Back in the mid-2000s, a decade defined by the unison of Brangelina, the iPhone, and Harry Potter’s cinematic zenith, there was a subtler but more unforgiving trend on the rise, threatening the United States economy and affecting all of us, in some form or another, in the most unfortunate of ways.

The Unites States Housing Bubble was a gradual and detrimental crisis that began in 2006 and “ended” in 2012. A housing bubble, as defined by Investopedia, is a “run-up in housing prices fueled by demand, speculation and exuberance.” Housing bubbles often begin with an increase in demand of houses, as a result of a limited supply, which then takes a long period of time to “replenish and increase.”

Robert Samuelson, for an article for RealClear Politics, among the plethora of other factors, cites mortgage brokers, excess investments, bad credit standards, and unofficial, undocumented loans as some of the most influential and disastrous factors for the phenomenon.

Many during this time felt that the Housing Bubble was an effect of the Dotcom bubble of the late 20th century. In this bubble, technology companies, motivated by the advent of the World Wide Web—now what we commonly refer to as the Internet—began to take hold of the economy, causing speculators and everyday Americans to bid up their stocks to extremely high prices in a short time period.

Once this bubble burst, the Stock Market started recovering, leading to a surge in the purchase of houses, caused by better loaning agreements, such as adjustable-rate mortgages, with the initial rate being low, and the payback time being long.

When investors saw that house prices had gotten too high, they realized there was too much risk involved in buying houses, and so they stopped doing so altogether. The bubble finally burst, paving ways for other economic disasters, such as the Great Recession of the late 2000s.

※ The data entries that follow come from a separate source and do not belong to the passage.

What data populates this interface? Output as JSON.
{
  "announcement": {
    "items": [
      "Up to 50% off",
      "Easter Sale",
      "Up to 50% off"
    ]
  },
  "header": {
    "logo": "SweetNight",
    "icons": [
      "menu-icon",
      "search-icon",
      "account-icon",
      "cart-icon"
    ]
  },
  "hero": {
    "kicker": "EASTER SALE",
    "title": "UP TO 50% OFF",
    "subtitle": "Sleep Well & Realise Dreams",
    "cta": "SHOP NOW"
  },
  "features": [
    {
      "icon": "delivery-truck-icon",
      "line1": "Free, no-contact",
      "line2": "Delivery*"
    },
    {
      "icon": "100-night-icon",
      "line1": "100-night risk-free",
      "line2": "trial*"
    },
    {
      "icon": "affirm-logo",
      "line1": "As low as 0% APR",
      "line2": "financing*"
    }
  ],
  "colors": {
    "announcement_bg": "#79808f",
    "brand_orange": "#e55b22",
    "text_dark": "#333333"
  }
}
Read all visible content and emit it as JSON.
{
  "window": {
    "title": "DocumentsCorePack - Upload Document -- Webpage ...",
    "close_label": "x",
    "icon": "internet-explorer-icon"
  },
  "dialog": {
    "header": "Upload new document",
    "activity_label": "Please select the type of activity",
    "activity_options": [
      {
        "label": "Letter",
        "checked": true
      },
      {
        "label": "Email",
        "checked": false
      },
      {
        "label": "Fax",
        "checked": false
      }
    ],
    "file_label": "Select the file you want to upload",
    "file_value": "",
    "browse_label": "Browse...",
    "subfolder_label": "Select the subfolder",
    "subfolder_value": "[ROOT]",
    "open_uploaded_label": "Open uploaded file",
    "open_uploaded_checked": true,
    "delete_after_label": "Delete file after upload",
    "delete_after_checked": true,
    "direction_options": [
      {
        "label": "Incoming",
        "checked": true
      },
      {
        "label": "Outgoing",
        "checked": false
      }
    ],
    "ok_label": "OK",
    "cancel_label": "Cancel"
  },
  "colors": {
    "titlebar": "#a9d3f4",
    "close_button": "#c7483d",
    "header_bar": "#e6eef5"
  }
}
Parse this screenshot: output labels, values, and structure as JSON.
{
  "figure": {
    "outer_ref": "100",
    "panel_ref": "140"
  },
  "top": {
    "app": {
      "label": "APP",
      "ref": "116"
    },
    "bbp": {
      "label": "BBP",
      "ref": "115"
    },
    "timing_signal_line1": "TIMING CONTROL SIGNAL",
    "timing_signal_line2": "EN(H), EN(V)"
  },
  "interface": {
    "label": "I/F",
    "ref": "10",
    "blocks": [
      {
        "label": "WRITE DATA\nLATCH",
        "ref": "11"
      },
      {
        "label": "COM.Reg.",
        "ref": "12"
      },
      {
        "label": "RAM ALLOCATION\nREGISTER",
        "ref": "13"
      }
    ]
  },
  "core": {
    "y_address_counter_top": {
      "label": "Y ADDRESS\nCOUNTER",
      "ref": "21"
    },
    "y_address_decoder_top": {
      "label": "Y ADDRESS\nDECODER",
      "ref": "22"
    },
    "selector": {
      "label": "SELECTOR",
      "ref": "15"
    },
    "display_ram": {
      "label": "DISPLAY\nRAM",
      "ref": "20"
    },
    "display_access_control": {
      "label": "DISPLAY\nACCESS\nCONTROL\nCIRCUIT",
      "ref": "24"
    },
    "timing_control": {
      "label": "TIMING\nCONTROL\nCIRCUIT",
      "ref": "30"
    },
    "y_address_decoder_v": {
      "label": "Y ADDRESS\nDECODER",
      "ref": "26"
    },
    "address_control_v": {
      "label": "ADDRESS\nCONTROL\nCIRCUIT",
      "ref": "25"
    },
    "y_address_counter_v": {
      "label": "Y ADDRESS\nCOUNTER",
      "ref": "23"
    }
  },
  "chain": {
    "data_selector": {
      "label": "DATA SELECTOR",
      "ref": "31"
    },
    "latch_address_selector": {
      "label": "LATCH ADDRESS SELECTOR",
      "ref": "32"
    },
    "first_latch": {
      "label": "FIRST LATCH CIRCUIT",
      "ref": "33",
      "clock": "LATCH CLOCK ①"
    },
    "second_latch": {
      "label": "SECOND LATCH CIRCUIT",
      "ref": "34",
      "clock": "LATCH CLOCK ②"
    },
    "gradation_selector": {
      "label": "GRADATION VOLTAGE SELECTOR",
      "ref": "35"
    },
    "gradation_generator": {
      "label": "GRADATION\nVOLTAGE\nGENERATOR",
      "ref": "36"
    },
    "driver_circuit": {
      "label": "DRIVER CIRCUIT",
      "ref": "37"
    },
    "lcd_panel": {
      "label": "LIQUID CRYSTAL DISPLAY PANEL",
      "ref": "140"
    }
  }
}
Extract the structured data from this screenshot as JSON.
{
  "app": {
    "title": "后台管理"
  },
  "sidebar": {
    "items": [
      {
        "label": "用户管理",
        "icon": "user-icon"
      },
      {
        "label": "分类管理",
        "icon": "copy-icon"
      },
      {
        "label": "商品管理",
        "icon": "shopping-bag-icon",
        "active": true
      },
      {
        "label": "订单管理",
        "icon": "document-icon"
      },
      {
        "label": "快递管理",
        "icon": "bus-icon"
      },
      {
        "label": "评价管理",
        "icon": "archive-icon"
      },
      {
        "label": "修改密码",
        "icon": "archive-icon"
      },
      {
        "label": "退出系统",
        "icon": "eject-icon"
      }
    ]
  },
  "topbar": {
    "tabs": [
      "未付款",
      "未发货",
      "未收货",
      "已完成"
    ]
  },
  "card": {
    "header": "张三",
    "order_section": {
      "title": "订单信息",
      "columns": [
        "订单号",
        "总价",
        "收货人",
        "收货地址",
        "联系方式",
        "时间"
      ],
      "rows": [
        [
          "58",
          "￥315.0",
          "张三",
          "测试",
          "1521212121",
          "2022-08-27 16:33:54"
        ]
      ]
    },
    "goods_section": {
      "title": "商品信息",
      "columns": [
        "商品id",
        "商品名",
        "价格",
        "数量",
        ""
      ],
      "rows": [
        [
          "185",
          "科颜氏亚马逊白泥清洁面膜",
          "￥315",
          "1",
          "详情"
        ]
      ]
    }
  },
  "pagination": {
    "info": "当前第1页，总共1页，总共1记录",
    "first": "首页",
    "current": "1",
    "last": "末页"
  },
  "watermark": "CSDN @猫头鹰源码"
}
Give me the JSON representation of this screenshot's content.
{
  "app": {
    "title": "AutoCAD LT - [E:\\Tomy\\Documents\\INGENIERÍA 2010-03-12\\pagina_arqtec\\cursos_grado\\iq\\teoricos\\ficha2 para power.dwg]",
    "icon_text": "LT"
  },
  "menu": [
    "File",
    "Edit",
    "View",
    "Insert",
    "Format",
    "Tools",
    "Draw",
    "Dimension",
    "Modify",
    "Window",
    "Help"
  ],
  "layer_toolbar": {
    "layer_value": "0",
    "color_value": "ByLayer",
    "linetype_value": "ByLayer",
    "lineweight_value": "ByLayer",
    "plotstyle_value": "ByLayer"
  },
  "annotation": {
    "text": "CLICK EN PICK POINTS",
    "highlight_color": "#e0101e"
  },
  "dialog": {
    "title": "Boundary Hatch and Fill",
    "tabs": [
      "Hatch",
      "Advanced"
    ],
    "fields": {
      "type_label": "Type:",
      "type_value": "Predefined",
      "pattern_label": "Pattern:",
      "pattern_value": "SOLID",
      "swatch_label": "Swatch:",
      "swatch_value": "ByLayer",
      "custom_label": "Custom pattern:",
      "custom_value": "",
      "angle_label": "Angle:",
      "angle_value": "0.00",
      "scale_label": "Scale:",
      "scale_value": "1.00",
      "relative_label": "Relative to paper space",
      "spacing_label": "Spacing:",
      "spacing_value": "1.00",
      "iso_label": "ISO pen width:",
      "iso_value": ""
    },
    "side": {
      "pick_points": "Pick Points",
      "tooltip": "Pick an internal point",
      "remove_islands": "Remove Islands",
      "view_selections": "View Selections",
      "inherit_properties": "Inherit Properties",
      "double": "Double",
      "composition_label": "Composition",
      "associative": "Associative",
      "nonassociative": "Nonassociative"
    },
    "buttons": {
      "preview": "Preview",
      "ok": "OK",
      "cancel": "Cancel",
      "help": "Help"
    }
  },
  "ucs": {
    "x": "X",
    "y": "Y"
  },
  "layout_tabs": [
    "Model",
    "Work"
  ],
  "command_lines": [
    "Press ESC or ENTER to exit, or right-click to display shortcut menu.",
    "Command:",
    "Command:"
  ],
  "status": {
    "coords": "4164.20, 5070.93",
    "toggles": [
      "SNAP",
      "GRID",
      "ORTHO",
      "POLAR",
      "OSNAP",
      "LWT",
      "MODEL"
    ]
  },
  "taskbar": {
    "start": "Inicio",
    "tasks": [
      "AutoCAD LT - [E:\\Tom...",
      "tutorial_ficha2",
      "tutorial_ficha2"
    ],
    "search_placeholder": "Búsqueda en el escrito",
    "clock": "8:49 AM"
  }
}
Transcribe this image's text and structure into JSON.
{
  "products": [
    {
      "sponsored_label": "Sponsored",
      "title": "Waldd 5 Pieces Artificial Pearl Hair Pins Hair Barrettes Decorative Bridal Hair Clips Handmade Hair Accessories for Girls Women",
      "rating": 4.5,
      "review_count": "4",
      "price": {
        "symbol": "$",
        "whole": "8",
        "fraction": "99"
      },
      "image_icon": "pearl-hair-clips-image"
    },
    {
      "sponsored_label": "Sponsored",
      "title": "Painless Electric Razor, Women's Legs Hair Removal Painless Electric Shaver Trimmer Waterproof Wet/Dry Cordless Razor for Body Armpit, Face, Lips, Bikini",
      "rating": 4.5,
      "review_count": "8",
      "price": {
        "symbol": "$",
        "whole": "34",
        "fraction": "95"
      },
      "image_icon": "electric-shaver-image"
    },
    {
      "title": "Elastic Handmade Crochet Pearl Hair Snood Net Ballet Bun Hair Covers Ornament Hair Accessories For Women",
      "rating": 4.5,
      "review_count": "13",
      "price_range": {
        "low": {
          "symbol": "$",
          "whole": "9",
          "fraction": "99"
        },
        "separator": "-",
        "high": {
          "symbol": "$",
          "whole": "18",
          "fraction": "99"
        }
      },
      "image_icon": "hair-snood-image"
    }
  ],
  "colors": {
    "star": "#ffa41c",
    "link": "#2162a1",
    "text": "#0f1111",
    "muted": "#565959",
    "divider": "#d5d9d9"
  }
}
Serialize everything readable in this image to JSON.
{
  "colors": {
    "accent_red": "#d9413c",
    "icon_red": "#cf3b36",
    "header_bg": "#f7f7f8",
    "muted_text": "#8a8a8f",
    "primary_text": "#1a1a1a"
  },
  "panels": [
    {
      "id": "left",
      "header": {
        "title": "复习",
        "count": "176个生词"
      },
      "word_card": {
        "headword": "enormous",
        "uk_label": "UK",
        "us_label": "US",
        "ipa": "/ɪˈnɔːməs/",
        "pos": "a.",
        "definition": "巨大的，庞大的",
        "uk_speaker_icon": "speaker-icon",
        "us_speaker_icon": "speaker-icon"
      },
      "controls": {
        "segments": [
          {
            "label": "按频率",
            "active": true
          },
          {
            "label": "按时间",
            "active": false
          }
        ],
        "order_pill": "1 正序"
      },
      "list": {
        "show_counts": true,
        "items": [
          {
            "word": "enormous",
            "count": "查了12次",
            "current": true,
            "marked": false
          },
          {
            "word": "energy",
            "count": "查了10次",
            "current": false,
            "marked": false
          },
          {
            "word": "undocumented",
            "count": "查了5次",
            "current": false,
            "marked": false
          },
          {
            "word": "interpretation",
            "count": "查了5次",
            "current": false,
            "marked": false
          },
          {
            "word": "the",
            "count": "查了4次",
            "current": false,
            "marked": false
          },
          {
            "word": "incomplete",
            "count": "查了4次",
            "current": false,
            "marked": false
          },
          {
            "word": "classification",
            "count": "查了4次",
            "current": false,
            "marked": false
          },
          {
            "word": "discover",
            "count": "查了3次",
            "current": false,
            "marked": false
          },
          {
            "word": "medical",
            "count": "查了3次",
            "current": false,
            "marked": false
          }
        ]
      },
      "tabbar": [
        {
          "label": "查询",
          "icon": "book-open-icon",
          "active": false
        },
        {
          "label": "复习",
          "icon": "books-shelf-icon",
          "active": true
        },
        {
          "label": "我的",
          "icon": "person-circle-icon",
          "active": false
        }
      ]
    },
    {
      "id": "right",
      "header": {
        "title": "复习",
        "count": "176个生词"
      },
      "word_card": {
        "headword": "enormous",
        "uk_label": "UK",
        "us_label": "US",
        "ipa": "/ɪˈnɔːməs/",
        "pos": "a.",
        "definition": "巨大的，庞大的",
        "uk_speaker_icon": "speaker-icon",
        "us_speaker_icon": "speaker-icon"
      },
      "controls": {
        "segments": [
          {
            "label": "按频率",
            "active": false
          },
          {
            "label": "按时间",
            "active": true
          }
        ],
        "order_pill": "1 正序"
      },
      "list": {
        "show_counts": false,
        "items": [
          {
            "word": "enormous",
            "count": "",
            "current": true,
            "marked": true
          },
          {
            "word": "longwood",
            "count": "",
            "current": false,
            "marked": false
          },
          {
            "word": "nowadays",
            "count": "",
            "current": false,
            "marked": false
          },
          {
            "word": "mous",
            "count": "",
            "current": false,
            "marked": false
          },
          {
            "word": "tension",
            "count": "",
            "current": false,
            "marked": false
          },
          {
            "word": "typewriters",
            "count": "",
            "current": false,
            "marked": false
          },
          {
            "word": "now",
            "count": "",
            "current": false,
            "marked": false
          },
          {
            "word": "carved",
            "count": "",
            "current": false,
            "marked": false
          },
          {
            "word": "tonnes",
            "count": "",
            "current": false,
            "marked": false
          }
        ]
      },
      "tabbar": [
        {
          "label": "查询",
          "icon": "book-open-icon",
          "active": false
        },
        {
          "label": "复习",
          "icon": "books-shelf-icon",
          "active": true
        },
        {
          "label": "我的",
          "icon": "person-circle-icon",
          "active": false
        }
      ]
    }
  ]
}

Why is this important to you?

Many fear that the United States is in a housing bubble right now. Especially in Southern California, home prices have reached highs never before seen. A few years ago, houses did not go above three or four hundred thousand dollars in central Glendale; now, even a small, one-bedroom house from the 1920s or 30s could cost upwards of five hundred and six hundred thousand dollars, as trends on popular realtor websites such as Zillow and Redfin prove.

As data firm CoreLogic confirms, the median price for houses in Los Angeles County has soared nearly 10% from a year ago, to $575,000, while the Southern California median home price has risen to $505.000. This new median in the county corresponds to a price level never before seen in the area, fueling the apprehension many are feeling about this development.

No one can be sure of whether or not we truly are in a housing bubble. No one can be sure when the Great Recession 2.0 will occur. And most terrifying of all, no one can be sure of how the Bubble will affect us, nor when.